Vic didn't even know if Shane was gay or not. Every now and then Vic would get a sense that he might be, but he could never be certain and he certainly never planned on asking. Shane knew that much about him, and if he'd wanted to share he would have by now. They rarely talked about things like that anyway. Shane had never been married, and occasionally would mention a disastrous date, but never the gender of the person he'd been seeing. If Vic was a betting man, he'd have said Shane was gay.

But there was a reason Vic had never been to Las Vegas.

"M&Ms, huh?" Owen questioned as Shane laughed.

"How was your trip?" Vic asked with a little laugh.

"I'll tell you when I've got drunk enough to handle remembering," Shane said with a groan. "Owen's flailing. Hold on," Shane said with a sigh, and Vic could almost see the man taking the phone and holding it to his chest as he continued to speak. "Why do you not know where you are?"

"I'm out of my district, man," Vic heard Owen respond.

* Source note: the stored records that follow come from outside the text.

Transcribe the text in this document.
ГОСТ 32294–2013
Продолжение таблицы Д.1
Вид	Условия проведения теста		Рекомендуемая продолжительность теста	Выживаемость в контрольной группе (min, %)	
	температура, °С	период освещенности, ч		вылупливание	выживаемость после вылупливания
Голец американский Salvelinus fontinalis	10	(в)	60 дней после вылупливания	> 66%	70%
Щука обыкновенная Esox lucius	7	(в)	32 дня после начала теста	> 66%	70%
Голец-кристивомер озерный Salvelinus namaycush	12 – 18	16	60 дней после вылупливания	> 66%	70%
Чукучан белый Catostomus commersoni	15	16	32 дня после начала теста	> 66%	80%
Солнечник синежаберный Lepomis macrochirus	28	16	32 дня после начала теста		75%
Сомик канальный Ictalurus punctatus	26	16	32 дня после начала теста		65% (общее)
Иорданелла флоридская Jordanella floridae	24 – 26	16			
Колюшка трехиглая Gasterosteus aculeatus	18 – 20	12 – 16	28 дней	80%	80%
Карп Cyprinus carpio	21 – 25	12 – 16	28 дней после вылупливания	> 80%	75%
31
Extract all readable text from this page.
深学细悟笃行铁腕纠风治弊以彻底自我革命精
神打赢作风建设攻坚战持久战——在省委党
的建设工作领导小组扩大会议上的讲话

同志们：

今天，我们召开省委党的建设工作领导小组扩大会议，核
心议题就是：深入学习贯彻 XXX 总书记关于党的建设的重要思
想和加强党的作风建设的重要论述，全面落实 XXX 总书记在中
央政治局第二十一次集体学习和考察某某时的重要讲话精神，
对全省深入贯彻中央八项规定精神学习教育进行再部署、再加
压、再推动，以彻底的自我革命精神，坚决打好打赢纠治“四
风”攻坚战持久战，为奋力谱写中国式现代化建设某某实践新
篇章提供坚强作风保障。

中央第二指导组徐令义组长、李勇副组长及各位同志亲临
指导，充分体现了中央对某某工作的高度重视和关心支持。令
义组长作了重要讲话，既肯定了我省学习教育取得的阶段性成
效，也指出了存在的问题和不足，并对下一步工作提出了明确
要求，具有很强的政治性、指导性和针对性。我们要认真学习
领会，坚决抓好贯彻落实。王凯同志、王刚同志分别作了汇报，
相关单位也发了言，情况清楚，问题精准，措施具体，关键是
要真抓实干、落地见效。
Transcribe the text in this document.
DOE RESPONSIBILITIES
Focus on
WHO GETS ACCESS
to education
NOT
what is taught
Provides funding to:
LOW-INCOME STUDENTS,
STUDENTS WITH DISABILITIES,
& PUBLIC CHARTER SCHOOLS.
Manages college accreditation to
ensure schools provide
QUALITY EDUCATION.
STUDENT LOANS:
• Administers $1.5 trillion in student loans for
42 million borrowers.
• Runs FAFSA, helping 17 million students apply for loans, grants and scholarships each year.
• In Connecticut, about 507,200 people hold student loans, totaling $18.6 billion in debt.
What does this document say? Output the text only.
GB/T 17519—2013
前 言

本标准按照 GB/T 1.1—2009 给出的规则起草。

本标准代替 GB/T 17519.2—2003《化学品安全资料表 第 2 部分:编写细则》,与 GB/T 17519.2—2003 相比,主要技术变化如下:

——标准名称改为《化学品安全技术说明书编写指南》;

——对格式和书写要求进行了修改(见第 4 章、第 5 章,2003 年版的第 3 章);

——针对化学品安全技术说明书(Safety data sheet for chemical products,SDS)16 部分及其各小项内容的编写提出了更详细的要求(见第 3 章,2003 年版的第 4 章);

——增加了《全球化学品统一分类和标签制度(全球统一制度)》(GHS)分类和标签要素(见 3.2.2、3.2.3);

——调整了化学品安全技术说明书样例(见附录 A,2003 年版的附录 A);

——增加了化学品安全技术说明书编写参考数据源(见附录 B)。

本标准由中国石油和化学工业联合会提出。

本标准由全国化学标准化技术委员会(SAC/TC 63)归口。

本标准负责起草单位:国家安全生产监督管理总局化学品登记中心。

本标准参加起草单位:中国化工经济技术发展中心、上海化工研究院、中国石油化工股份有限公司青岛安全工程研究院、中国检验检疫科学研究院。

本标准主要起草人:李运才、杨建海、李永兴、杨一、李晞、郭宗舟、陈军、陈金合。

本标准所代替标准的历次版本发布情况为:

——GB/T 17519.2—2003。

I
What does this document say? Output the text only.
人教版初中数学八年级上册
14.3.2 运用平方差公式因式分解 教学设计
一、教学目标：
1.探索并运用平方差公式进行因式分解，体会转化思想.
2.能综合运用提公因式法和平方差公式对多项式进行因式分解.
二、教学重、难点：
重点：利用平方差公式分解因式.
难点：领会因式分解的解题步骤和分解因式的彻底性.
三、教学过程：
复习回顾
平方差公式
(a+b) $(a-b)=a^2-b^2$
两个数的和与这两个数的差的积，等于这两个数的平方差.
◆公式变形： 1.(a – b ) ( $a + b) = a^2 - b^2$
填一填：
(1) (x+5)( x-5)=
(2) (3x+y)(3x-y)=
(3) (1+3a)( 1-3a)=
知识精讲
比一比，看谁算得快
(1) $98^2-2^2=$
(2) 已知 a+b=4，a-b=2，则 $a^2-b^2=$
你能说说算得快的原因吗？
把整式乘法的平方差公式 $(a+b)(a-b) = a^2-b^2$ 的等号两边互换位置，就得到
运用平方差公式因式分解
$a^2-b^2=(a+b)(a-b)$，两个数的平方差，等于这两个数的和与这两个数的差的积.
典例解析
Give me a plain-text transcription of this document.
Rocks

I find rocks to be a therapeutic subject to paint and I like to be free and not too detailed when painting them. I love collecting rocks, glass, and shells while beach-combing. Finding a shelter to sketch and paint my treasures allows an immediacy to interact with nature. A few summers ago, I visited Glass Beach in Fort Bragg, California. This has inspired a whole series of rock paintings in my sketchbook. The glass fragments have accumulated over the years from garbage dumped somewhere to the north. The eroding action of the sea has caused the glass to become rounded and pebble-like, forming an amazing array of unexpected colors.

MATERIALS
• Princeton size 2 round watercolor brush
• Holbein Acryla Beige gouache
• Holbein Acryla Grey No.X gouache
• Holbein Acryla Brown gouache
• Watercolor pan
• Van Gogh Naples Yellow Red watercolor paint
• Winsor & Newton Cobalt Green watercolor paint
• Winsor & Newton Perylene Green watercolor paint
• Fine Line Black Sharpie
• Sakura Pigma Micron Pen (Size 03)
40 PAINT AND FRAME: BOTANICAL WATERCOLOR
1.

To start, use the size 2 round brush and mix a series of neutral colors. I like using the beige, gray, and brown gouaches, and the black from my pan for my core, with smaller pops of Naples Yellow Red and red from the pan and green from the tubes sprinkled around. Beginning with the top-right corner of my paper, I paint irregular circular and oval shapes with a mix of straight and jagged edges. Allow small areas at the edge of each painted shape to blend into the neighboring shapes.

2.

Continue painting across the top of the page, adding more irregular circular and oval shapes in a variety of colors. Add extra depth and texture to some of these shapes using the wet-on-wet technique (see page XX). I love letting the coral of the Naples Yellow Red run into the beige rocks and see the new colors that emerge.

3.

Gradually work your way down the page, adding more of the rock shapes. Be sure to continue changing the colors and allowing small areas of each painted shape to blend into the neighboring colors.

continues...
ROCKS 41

"You've lived here all your life!" Shane protested. "Turn there."

"Here?"

"I don't know. It looks familiar, though. Jesus Christ, I hate this town, Vic," Shane lamented as he brought the phone back to his mouth.

"You're lost, aren't you?" Vic asked with a laugh.

"Yes. I would be worried, but Owen has the survival instincts of a cockroach," Shane murmured into the phone.

"I heard that," Owen said petulantly.

"Of course you did. You're sitting right there," Shane told him.

"You could at least try to whisper it," Owen responded.

"Then it wouldn't be half as fun to say," Shane pointed out.

Vic grinned and took a deep breath of the cool air rushing in through his open car window. "I've got to drive. I'll see you at the courthouse in a bit," he said as his chest tightened with excitement and his head began to feel a little light at the thought of seeing them both.

He saw Owen maybe once a week, if he was lucky. In a way he dreaded those moments. He almost always got his heart trampled over when he spent any amount of time with Owen, but Vic had come to accept that as inevitable. Perhaps what made it worse was that Owen didn't know he did it.

If Vic had suspected that Owen knew he loved him and still treated him like a casual fuck, it would have given Vic reason to stop the cycle, to tell Owen that he couldn't be used like a helipad for whenever Owen needed to land somewhere and just move on and be happy.

But Owen didn't know how Vic felt. He thought Vic did the same thing he did--enjoyed the fleeting moments and moved on--and so Vic let him in and out of his life as he pleased, hoping to one day have the other man see differently. Vic couldn't fault him for not knowing if he'd never had the nerve to tell him.

What that left Vic with, however, was heartache of the highest order. The plus side was that Shane was always good for comfort, the few times a month Vic saw him. His presence soothed the ache, probably because his presence often involved alcohol of some description, but Vic didn't care. He would face the heartache for the rare chance of enjoying time with his friends. He would face it for the rest of his life for those precious few stolen moments of almost love.